Chinese Labor Camp Deaths Disputed

BEIJING (AP) - China and a human rights group said Wednesday that followers of the outlawed Falun Gong sect hanged themselves in a mass suicide at a prison camp, but the sect claimed the inmates were tortured to death.

Reports of the number of dead of ranged from three to 16, with the number differing even among government officials.

A judicial official in northeastern Heilongjiang province, Lan Jingli, said 14 followers hanged themselves from bunk beds with sheets at the province's Wanjia labor camp before dawn on June 20. Another 11 followers were stopped from hanging themselves by camp guards, Lan said.

However, a spokesman for the central government's State Council Information Office said three died and eight were rescued. All 11 were women, he said.

The other eight are now ``out of danger,'' said the spokesman, speaking on condition of anonymity. He also said the suicides occurred June 21, instead of June 20.

A human rights group, The Hong Kong-based Information Center for Human Rights and Democracy, first reported the deaths and said 16 Falun Gong practitioners had hanged themselves as a protest.

It said the suicides came after camp officials extended their sentences by three to six months to punish them for a hunger strike.

Falun Gong denied the group committed suicide, saying at least 15 followers were beaten to death at Wanjia on or around June 20.

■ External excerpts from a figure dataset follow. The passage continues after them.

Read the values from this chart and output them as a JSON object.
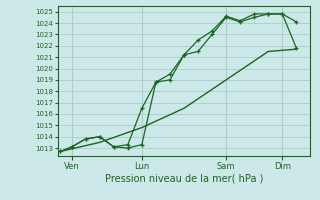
{
  "bg_color": "#cce8e8",
  "grid_color": "#aacccc",
  "line_color": "#1a6620",
  "title": "Pression niveau de la mer( hPa )",
  "ylabel_values": [
    1013,
    1014,
    1015,
    1016,
    1017,
    1018,
    1019,
    1020,
    1021,
    1022,
    1023,
    1024,
    1025
  ],
  "ylim": [
    1012.3,
    1025.5
  ],
  "x_tick_labels": [
    "Ven",
    "Lun",
    "Sam",
    "Dim"
  ],
  "x_tick_positions": [
    0.5,
    3.0,
    6.0,
    8.0
  ],
  "xlim": [
    0,
    9.0
  ],
  "series1_x": [
    0.1,
    0.5,
    1.0,
    1.5,
    2.0,
    2.5,
    3.0,
    3.5,
    4.0,
    4.5,
    5.0,
    5.5,
    6.0,
    6.5,
    7.0,
    7.5,
    8.0,
    8.5
  ],
  "series1_y": [
    1012.7,
    1013.1,
    1013.8,
    1014.0,
    1013.1,
    1013.0,
    1013.3,
    1018.8,
    1019.0,
    1021.2,
    1021.5,
    1023.0,
    1024.5,
    1024.1,
    1024.5,
    1024.8,
    1024.8,
    1021.8
  ],
  "series2_x": [
    0.1,
    0.5,
    1.0,
    1.5,
    2.0,
    2.5,
    3.0,
    3.5,
    4.0,
    4.5,
    5.0,
    5.5,
    6.0,
    6.5,
    7.0,
    7.5,
    8.0,
    8.5
  ],
  "series2_y": [
    1012.7,
    1013.1,
    1013.8,
    1014.0,
    1013.1,
    1013.3,
    1016.5,
    1018.8,
    1019.5,
    1021.2,
    1022.5,
    1023.3,
    1024.6,
    1024.2,
    1024.8,
    1024.8,
    1024.8,
    1024.1
  ],
  "series3_x": [
    0.1,
    1.5,
    3.0,
    4.5,
    6.0,
    7.5,
    8.5
  ],
  "series3_y": [
    1012.7,
    1013.5,
    1014.8,
    1016.5,
    1019.0,
    1021.5,
    1021.7
  ]
}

On Wednesday, about 30 Falun Gong members staged a sit-in protest outside China's representative office in Hong Kong, the Chinese-governed territory where the group remains legal. They called on the United Nations to investigate the deaths.

Sharon Xu, a Falun Gong spokeswoman in Hong Kong, cast doubt on the official claim of suicide, saying prisoners are watched around the clock in labor camps.

``There's no way they could be allowed to have the opportunity to even find anything to hang themselves,'' she said.

Lan, who directs the Heilongjiang bureau that oversees the province's labor camps, said camp guards patrolled every five minutes. But he said the followers took advantage of a gap in patrols to hang themselves from their cell bunks with sheets.

The State Council spokesman identified the three dead as Zhao Yayun, 53; Zhang Yulan, 54; and Li Xiuqin, 60. All three women were from Heilongjiang, he said.

Falun Gong also identified Zhao, Zhang and Li as among those it said were killed. Li's body was cremated before her family could view it, the group said. Zhang's family saw her body June 23 and observed deep marks on her neck, it said.

Zhao's body had strangulation marks on the neck, bruises on the back and shoulders, and finger marks on the face, the group said.

During the government's two-year crackdown on the spiritual movement, thousands of followers have been sent to labor camps where China says they are counseled into breaking ties with Falun Gong.

China's government says Falun Gong is a cult that has led more than 1,600 followers to their deaths, mostly by encouraging practitioners to use meditation instead of medicine to cure medical ailments. Officials claim followers also have killed themselves in the belief they will go to heaven when they die.

Lan accused Falun Gong practitioners overseas of having a hand in the suicides.

``Those organizations are using all possible channels to pass on the so-called `instructions' to the practitioners in the reform camp in order to make them believe that going to heaven after their death is the highest level of practicing,'' he said.

Falun Gong says its teachings forbid all forms of killing, including suicide, and says the government is running a smear campaign against it.

Falun Gong says 250 followers have died from police brutality since July 1999, more than half of them in the past six months.

The Information Center for Human Rights and Democracy says it has confirmed 153 deaths in the crackdown.

Falun Gong said the Wanjia camp tortures practitioners to make them renounce the group. Guards doused one practitioner with water and shocked her with an electric baton, and threw 50 female followers into cells with male prisoners after they refused to sign statements denouncing the group, it said.

Lan said Beijing officials ordered labor camps to improve surveillance of imprisoned Falun Gong practitioners following the suicide. Falun Gong followers will now be watched constantly, he said.